Basing their statements to the jury on the testimony of Dr. Karen Parker before the U.N. Subcommittee, the defendants, who represented themselves, testified that depleted uranium clearly fails four tests, any one of which would make the weapon illegal. 1) Weapons must be limited to the field of battle – depleted uranium (DU), when used, aerosolizes into minute dust particles which can carry the radioactive waste for miles (the territorial test). 2) Weapons must not continue to kill long after a war has ended – DU weapons remain radioactive for a half-life of four and one-half billion years and will continue to impact the civilian population forever until cleaned-up (the temporal test). 3) Weapons must not be unduly inhumane – the cancers, birth defects, and genetic damage linked to the inhalation or ingestion of radioactive DU particles clearly impact both combatants and civilians (the humanness test). 4) Finally, weapons may not cause long-term damage to the natural environment – DU particles can contaminate the air, water, and soil indefinitely until it is removed and permanently secured and guarded in a protective storage facility (the environmental test). Since DU weapons miserably fail all four tests, it is clearly outlawed by existing International Law.
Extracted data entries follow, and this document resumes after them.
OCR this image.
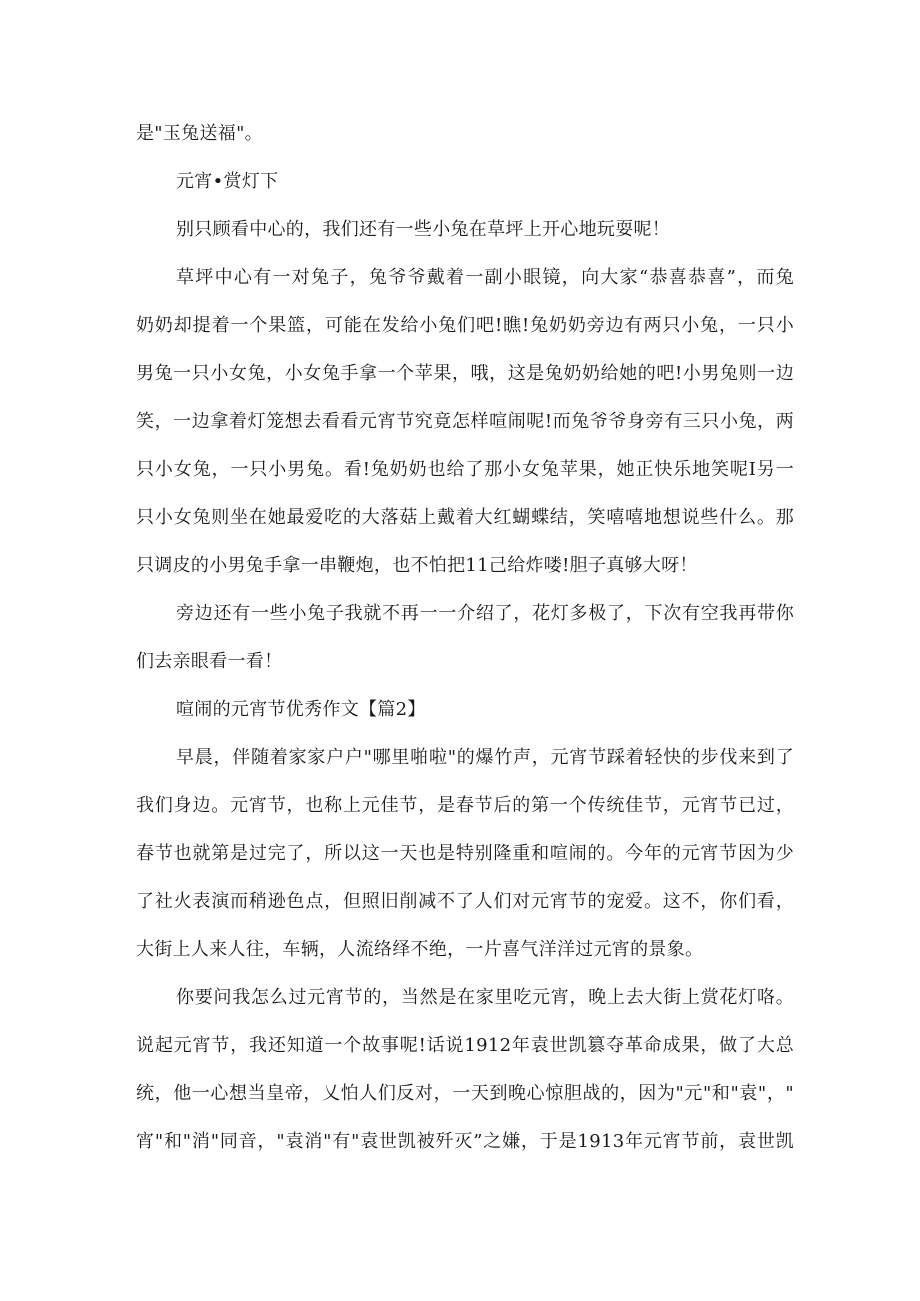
是"玉兔送福"。
元宵•赏灯下
别只顾看中心的，我们还有一些小兔在草坪上开心地玩耍呢！
草坪中心有一对兔子，兔爷爷戴着一副小眼镜，向大家“恭喜恭喜”，而兔
奶奶却提着一个果篮，可能在发给小兔们吧!瞧!兔奶奶旁边有两只小兔，一只小
男兔一只小女兔，小女兔手拿一个苹果，哦，这是兔奶奶给她的吧!小男兔则一边
笑，一边拿着灯笼想去看看元宵节究竟怎样喧闹呢!而兔爷爷身旁有三只小兔，两
只小女兔，一只小男兔。看!兔奶奶也给了那小女兔苹果，她正快乐地笑呢I另一
只小女兔则坐在她最爱吃的大落菇上戴着大红蝴蝶结，笑嘻嘻地想说些什么。那
只调皮的小男兔手拿一串鞭炮，也不怕把11己给炸喽!胆子真够大呀！
旁边还有一些小兔子我就不再一一介绍了，花灯多极了，下次有空我再带你
们去亲眼看一看！
喧闹的元宵节优秀作文【篇2】
早晨，伴随着家家户户"哪里啪啦"的爆竹声，元宵节踩着轻快的步伐来到了
我们身边。元宵节，也称上元佳节，是春节后的第一个传统佳节，元宵节已过，
春节也就第是过完了，所以这一天也是特别隆重和喧闹的。今年的元宵节因为少
了社火表演而稍逊色点，但照旧削减不了人们对元宵节的宠爱。这不，你们看，
大街上人来人往，车辆，人流络绎不绝，一片喜气洋洋过元宵的景象。
你要问我怎么过元宵节的，当然是在家里吃元宵，晚上去大街上赏花灯咯。
说起元宵节，我还知道一个故事呢!话说1912年袁世凯篡夺革命成果，做了大总
统，他一心想当皇帝，乂怕人们反对，一天到晚心惊胆战的，因为"元"和"袁"，"
宵"和"消"同音，"袁消"有"袁世凯被歼灭”之嫌，于是1913年元宵节前，袁世凯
Those acquitted in the trial are part of a larger group called AlliantACTION which holds a Wednesday morning vigil on the public property adjacent to ATK’s headquarters at 5050 Lincoln Drive in Edina. These advocates of nonviolent conflict resolution have gathered weekly, rain or shine, freezing weather or heat, for the past nine years. It is a continuation of the movement begun in 1968 against Honeywell’s manufacture of cluster bombs used in the Vietnam War. There are estimates of up to 10 million unexploded bomblets from these cluster bombs still remaining in Laos 30 years later. The defendants testified that each week brings another report of a farmer or a child killed or seriously wounded when one of these “duds’ explode. After years of high-profile protest against Honeywell, the corporation spun off their weapons production to form a new company in the 1990’s, Alliant TechSystems.
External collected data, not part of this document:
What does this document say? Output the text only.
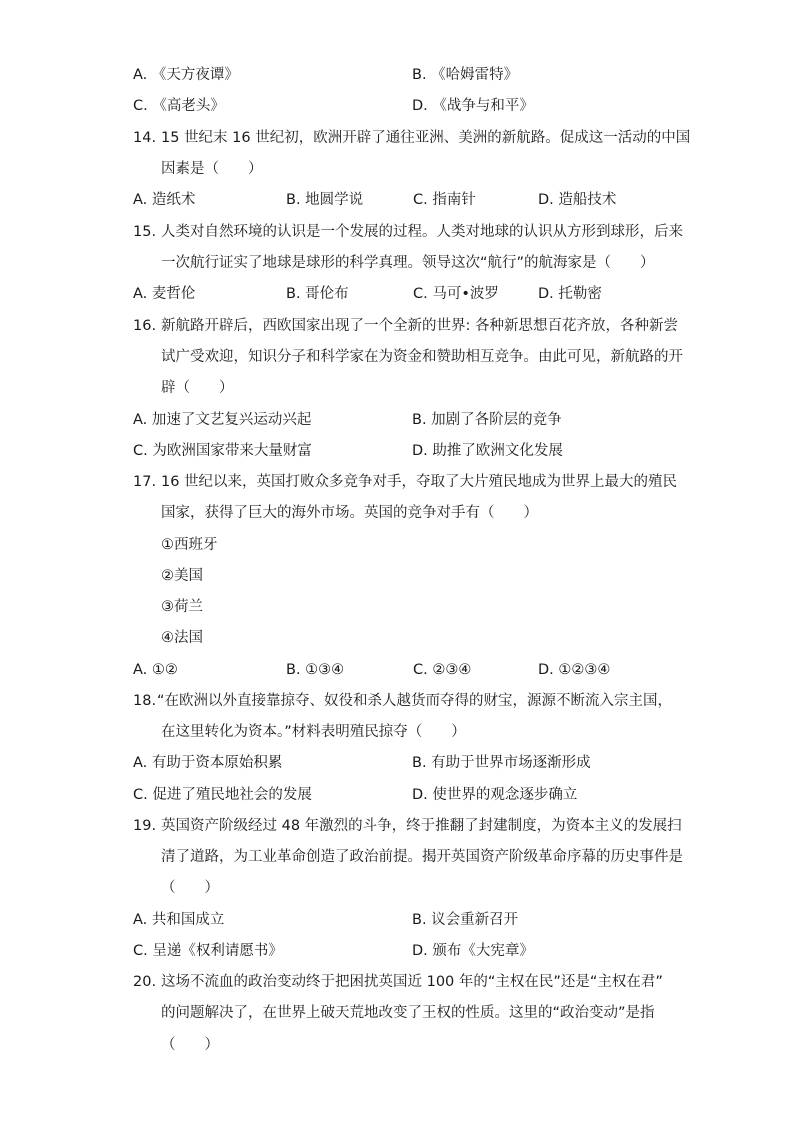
A. 《天方夜谭》	B. 《哈姆雷特》
C. 《高老头》	D. 《战争与和平》
14. 15 世纪末 16 世纪初，欧洲开辟了通往亚洲、美洲的新航路。促成这一活动的中国
因素是（　　）
A. 造纸术	B. 地圆学说	C. 指南针	D. 造船技术
15. 人类对自然环境的认识是一个发展的过程。人类对地球的认识从方形到球形，后来
一次航行证实了地球是球形的科学真理。领导这次“航行”的航海家是（　　）
A. 麦哲伦	B. 哥伦布	C. 马可•波罗	D. 托勒密
16. 新航路开辟后，西欧国家出现了一个全新的世界: 各种新思想百花齐放，各种新尝
试广受欢迎，知识分子和科学家在为资金和赞助相互竞争。由此可见，新航路的开
辟（　　）
A. 加速了文艺复兴运动兴起	B. 加剧了各阶层的竞争
C. 为欧洲国家带来大量财富	D. 助推了欧洲文化发展
17. 16 世纪以来，英国打败众多竞争对手，夺取了大片殖民地成为世界上最大的殖民
国家，获得了巨大的海外市场。英国的竞争对手有（　　）
①西班牙
②美国
③荷兰
④法国
A. ①②	B. ①③④	C. ②③④	D. ①②③④
18. “在欧洲以外直接靠掠夺、奴役和杀人越货而夺得的财宝，源源不断流入宗主国，
在这里转化为资本。”材料表明殖民掠夺（　　）
A. 有助于资本原始积累	B. 有助于世界市场逐渐形成
C. 促进了殖民地社会的发展	D. 使世界的观念逐步确立
19. 英国资产阶级经过 48 年激烈的斗争，终于推翻了封建制度，为资本主义的发展扫
清了道路，为工业革命创造了政治前提。揭开英国资产阶级革命序幕的历史事件是
（　　）
A. 共和国成立	B. 议会重新召开
C. 呈递《权利请愿书》	D. 颁布《大宪章》
20. 这场不流血的政治变动终于把困扰英国近 100 年的“主权在民”还是“主权在君”
的问题解决了，在世界上破天荒地改变了王权的性质。这里的“政治变动”是指
（　　）
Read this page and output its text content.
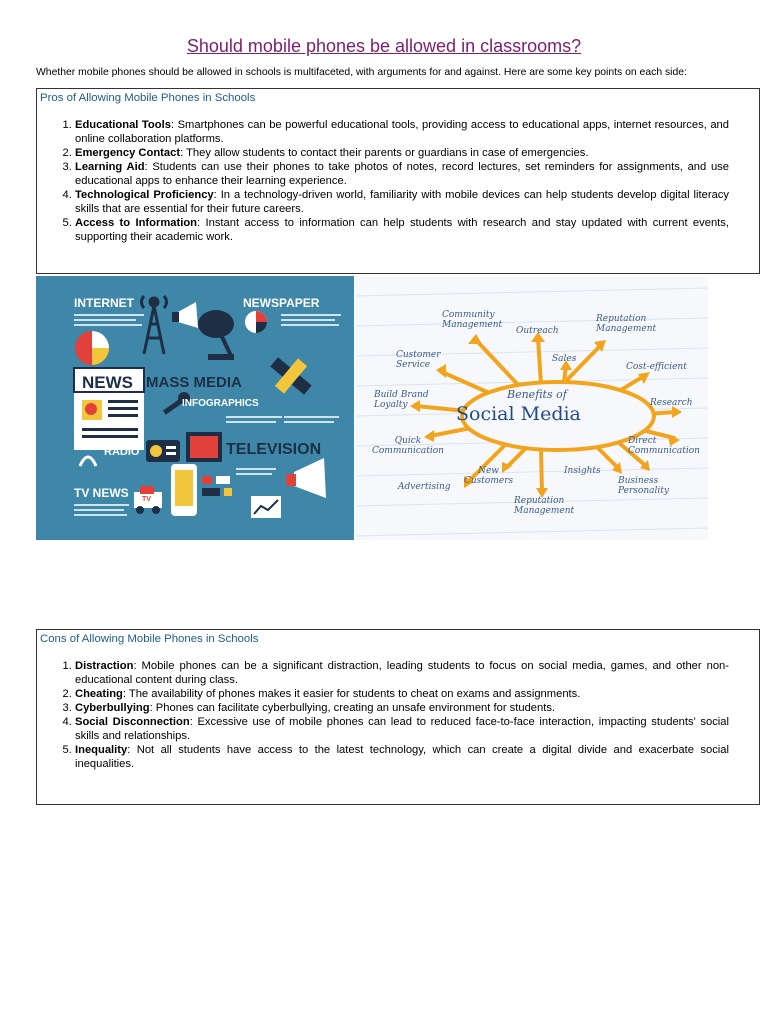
Should mobile phones be allowed in classrooms?

Whether mobile phones should be allowed in schools is multifaceted, with arguments for and against. Here are some key points on each side:

Pros of Allowing Mobile Phones in Schools
1. Educational Tools: Smartphones can be powerful educational tools, providing access to educational apps, internet resources, and online collaboration platforms.
2. Emergency Contact: They allow students to contact their parents or guardians in case of emergencies.
3. Learning Aid: Students can use their phones to take photos of notes, record lectures, set reminders for assignments, and use educational apps to enhance their learning experience.
4. Technological Proficiency: In a technology-driven world, familiarity with mobile devices can help students develop digital literacy skills that are essential for their future careers.
5. Access to Information: Instant access to information can help students with research and stay updated with current events, supporting their academic work.
INTERNET	NEWSPAPER
NEWS MASS MEDIA
INFOGRAPHICS
RADIO	TELEVISION
TV NEWS TV
Benefits of
Social Media
Community
Management
Outreach
Reputation
Management
Customer
Service
Sales
Cost-efficient
Build Brand
Loyalty	Research
Quick
Communication
Direct
Communication
New
Customers
Insights
Advertising
Business
Personality
Reputation
Management
Cons of Allowing Mobile Phones in Schools
1. Distraction: Mobile phones can be a significant distraction, leading students to focus on social media, games, and other non-educational content during class.
2. Cheating: The availability of phones makes it easier for students to cheat on exams and assignments.
3. Cyberbullying: Phones can facilitate cyberbullying, creating an unsafe environment for students.
4. Social Disconnection: Excessive use of mobile phones can lead to reduced face-to-face interaction, impacting students' social skills and relationships.
5. Inequality: Not all students have access to the latest technology, which can create a digital divide and exacerbate social inequalities.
Although ATK continues to make cluster bombs (and protestors often cite their opposition to such), much of the recent focus has been concentrated on opposing DU weapons because they have affected not only Iraqi citizens but also U.S. troops who have served in the areas of Iraq where these radioactive weapons have been used. Reports from various sources quoted in the trial estimate that in excess of 300 tons of DU weapons were used in the 1991 war. Present estimates indicate that more than 1,000 tons of DU has been used in the current war, in major population areas including Baghdad rather than being restricted to the desert areas outside of Basrah which were contaminated in the 1991 war.
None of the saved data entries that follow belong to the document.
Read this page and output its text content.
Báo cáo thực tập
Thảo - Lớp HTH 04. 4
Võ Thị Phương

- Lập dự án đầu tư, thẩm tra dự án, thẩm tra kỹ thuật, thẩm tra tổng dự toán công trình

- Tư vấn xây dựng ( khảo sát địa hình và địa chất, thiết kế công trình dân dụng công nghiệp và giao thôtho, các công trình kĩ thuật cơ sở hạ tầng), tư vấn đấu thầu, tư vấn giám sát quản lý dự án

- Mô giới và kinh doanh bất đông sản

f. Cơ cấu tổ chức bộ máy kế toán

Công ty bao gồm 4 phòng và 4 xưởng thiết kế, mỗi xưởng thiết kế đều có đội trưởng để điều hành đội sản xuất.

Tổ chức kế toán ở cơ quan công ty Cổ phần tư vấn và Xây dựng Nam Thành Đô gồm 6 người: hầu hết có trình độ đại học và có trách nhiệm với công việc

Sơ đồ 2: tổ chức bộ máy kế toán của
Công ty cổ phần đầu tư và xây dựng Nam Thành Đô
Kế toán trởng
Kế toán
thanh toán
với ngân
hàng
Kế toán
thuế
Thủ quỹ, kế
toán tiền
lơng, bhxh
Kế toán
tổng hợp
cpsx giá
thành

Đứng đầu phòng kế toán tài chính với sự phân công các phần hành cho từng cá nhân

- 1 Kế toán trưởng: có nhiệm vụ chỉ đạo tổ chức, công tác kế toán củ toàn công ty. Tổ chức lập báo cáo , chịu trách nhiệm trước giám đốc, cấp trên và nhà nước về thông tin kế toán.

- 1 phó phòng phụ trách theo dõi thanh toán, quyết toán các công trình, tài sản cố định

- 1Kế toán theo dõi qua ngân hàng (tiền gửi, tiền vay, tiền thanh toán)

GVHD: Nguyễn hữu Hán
On Friday, December 10, as these four defendants were being exonerated by their jury, another group of four peacemakers began their jury trial for an identical action against ATK a week later. The four, John Heid, Jane Hosking, Mike Miles, and John LaForge, all members of the Anathoth Farm Community in Luck, Wisconsin argued their defense based on the same claim of right provisions and submitted the text of International Treaties in support of that claim. On Tuesday afternoon, December 14, they too were found “not guilty” by their six person jury. A similar group of 19 protestors were acquitted by another Hennepin County jury in October 2003. Three additional groups of 3-5 activists have trials pending within the next few months. Alliant Action intends to persevere until ATK stops making these weapons and pays for their clean-up or they are hauled into court on the charges of making illegal weapons.